Norwegian writer and translator Karen Havelin’s debut novel Please Read This Leaflet Carefully has sold to two ambitious new independent publishers: Dottir Press (New York City) and Dead Ink (Liverpool). Karen Havelin’s Norwegian publisher will be Cappelen Damm.
Karen Havelin’s novel is inspired by her personal experience as an MFA fiction student at Columbia University in New York City. Please Read This Leaflet Carefully tracks backwards, from 2016 until 1995, etching details of daily life into a gripping and darkly humorous bildungsroman, about the intricacies of love and life in a fragile body. We meet Laura Fjellstad, first as she works and cares for her young daughter, while struggling with debilitating pain and endometriosis, an invisible chronic illness. As the reader moves in reverse to meet Laura’s younger and healthier selves (a hopeful bride in New York, a baby queer in Paris, a figure skater in Norway) we uncover Laura’s tireless work to gain control of her identity, her illness and the conflicting demands made by doctors, friends, lovers and family.
“Most books about disease try to describe the pain; told in poetic whisper, Karen Havelin’s debut novel lets pain speak for itself. It dares you be nosy, to eavesdrop and listen in to a stoic young woman whom no one noticed until she began to disappear—a burning triumph.”—Paul Beatty, Man Booker Prize 2016
Slated to publish simultaneously in the UK and US in May, 2019, Please Read This Leaflet Carefully will be the feminist indie publisher Dottir Press’s first novel. “Havelin’s writing is penetrating and delicately wrought,” says Dottir founder Jennifer Baumgardner. “But it’s her ability to make visible female pain—the pain of a body that appears ‘normal’ as well as the pain of being blamed for being sick—that drew me to this astonishing book.”
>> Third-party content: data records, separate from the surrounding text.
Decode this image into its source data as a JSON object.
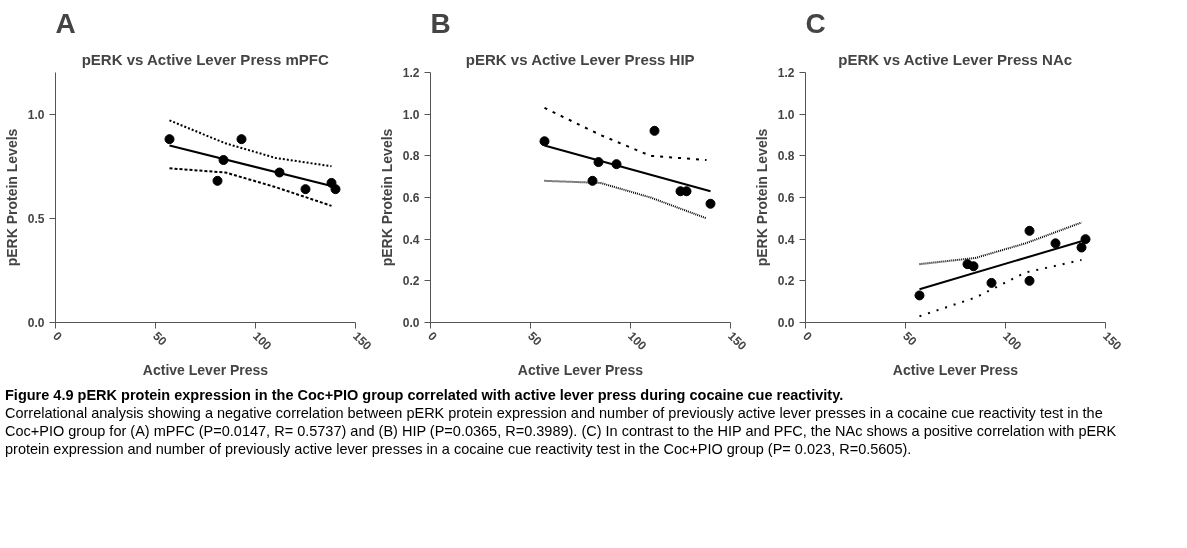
{
  "chart_data": [
    {
      "type": "scatter",
      "title": "pERK vs Active Lever Press mPFC",
      "xlabel": "Active Lever Press",
      "ylabel": "pERK Protein Levels",
      "annotations": [
        "A",
        "Figure 4.9 pERK protein expression in the Coc+PIO group correlated with active lever press during cocaine cue reactivity.",
        "Correlational analysis showing a negative correlation between pERK protein expression and number of previously active lever presses in a cocaine cue reactivity test  in the Coc+PIO group for (A) mPFC  (P=0.0147, R= 0.5737) and (B) HIP (P=0.0365, R=0.3989). (C) In contrast to the HIP and PFC, the NAc shows a positive correlation with pERK protein expression and number of previously active lever presses in a cocaine cue reactivity test in the Coc+PIO group (P= 0.023, R=0.5605)."
      ],
      "xlim": [
        0,
        150
      ],
      "xticks": [
        0,
        50,
        100,
        150
      ],
      "ylim": [
        0,
        1.2
      ],
      "yticks": [
        {
          "value": 0,
          "label": "0.0"
        },
        {
          "value": 0.5,
          "label": "0.5"
        },
        {
          "value": 1,
          "label": "1.0"
        }
      ],
      "grid": false,
      "series": [
        {
          "marker": "circle",
          "color": "#000000",
          "x": [
            57,
            81,
            84,
            93,
            112,
            125,
            138,
            140
          ],
          "values": [
            0.88,
            0.68,
            0.78,
            0.88,
            0.72,
            0.64,
            0.67,
            0.64
          ]
        },
        {
          "type": "line",
          "color": "#000000",
          "line_style": "solid",
          "x": [
            57,
            140
          ],
          "values": [
            0.85,
            0.65
          ]
        },
        {
          "type": "line",
          "color": "#000000",
          "line_style": "dotted",
          "x": [
            57,
            85,
            110,
            138
          ],
          "values": [
            0.97,
            0.86,
            0.79,
            0.75
          ]
        },
        {
          "type": "line",
          "color": "#000000",
          "line_style": "dotted",
          "x": [
            57,
            85,
            110,
            138
          ],
          "values": [
            0.74,
            0.72,
            0.65,
            0.56
          ]
        }
      ]
    },
    {
      "type": "scatter",
      "title": "pERK vs Active Lever Press HIP",
      "xlabel": "Active Lever Press",
      "ylabel": "pERK Protein Levels",
      "annotations": [
        "B"
      ],
      "xlim": [
        0,
        150
      ],
      "xticks": [
        0,
        50,
        100,
        150
      ],
      "ylim": [
        0,
        1.2
      ],
      "yticks": [
        {
          "value": 0,
          "label": "0.0"
        },
        {
          "value": 0.2,
          "label": "0.2"
        },
        {
          "value": 0.4,
          "label": "0.4"
        },
        {
          "value": 0.6,
          "label": "0.6"
        },
        {
          "value": 0.8,
          "label": "0.8"
        },
        {
          "value": 1,
          "label": "1.0"
        },
        {
          "value": 1.2,
          "label": "1.2"
        }
      ],
      "grid": false,
      "series": [
        {
          "marker": "circle",
          "color": "#000000",
          "x": [
            57,
            81,
            84,
            93,
            112,
            125,
            128,
            140
          ],
          "values": [
            0.87,
            0.68,
            0.77,
            0.76,
            0.92,
            0.63,
            0.63,
            0.57
          ]
        },
        {
          "type": "line",
          "color": "#000000",
          "line_style": "solid",
          "x": [
            57,
            140
          ],
          "values": [
            0.85,
            0.63
          ]
        },
        {
          "type": "line",
          "color": "#000000",
          "line_style": "dotted",
          "x": [
            57,
            85,
            110,
            138
          ],
          "values": [
            1.03,
            0.9,
            0.8,
            0.78
          ]
        },
        {
          "type": "line",
          "color": "#000000",
          "line_style": "dotted",
          "x": [
            57,
            85,
            110,
            138
          ],
          "values": [
            0.68,
            0.67,
            0.6,
            0.5
          ]
        }
      ]
    },
    {
      "type": "scatter",
      "title": "pERK vs Active Lever Press NAc",
      "xlabel": "Active Lever Press",
      "ylabel": "pERK Protein Levels",
      "annotations": [
        "C"
      ],
      "xlim": [
        0,
        150
      ],
      "xticks": [
        0,
        50,
        100,
        150
      ],
      "ylim": [
        0,
        1.2
      ],
      "yticks": [
        {
          "value": 0,
          "label": "0.0"
        },
        {
          "value": 0.2,
          "label": "0.2"
        },
        {
          "value": 0.4,
          "label": "0.4"
        },
        {
          "value": 0.6,
          "label": "0.6"
        },
        {
          "value": 0.8,
          "label": "0.8"
        },
        {
          "value": 1,
          "label": "1.0"
        },
        {
          "value": 1.2,
          "label": "1.2"
        }
      ],
      "grid": false,
      "series": [
        {
          "marker": "circle",
          "color": "#000000",
          "x": [
            57,
            81,
            84,
            93,
            112,
            112,
            125,
            138,
            140
          ],
          "values": [
            0.13,
            0.28,
            0.27,
            0.19,
            0.44,
            0.2,
            0.38,
            0.36,
            0.4
          ]
        },
        {
          "type": "line",
          "color": "#000000",
          "line_style": "solid",
          "x": [
            57,
            138
          ],
          "values": [
            0.16,
            0.39
          ]
        },
        {
          "type": "line",
          "color": "#000000",
          "line_style": "dotted",
          "x": [
            57,
            85,
            110,
            138
          ],
          "values": [
            0.28,
            0.31,
            0.38,
            0.48
          ]
        },
        {
          "type": "line",
          "color": "#000000",
          "line_style": "dotted",
          "x": [
            57,
            85,
            110,
            138
          ],
          "values": [
            0.03,
            0.12,
            0.24,
            0.3
          ]
        }
      ]
    }
  ]
}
Nathan Connolly at Dead Ink says: “Please Read This Leaflet Carefully combines exquisite and urgent writing with a personal story of an all too frequently misunderstood and ignored condition that effects millions of women. The book is intensely intimate whilst being immediately relatable—this is a book that is distinctly necessary right now, but also one that never surrenders to being anything less than an absolutely stunning and revelatory work of art.”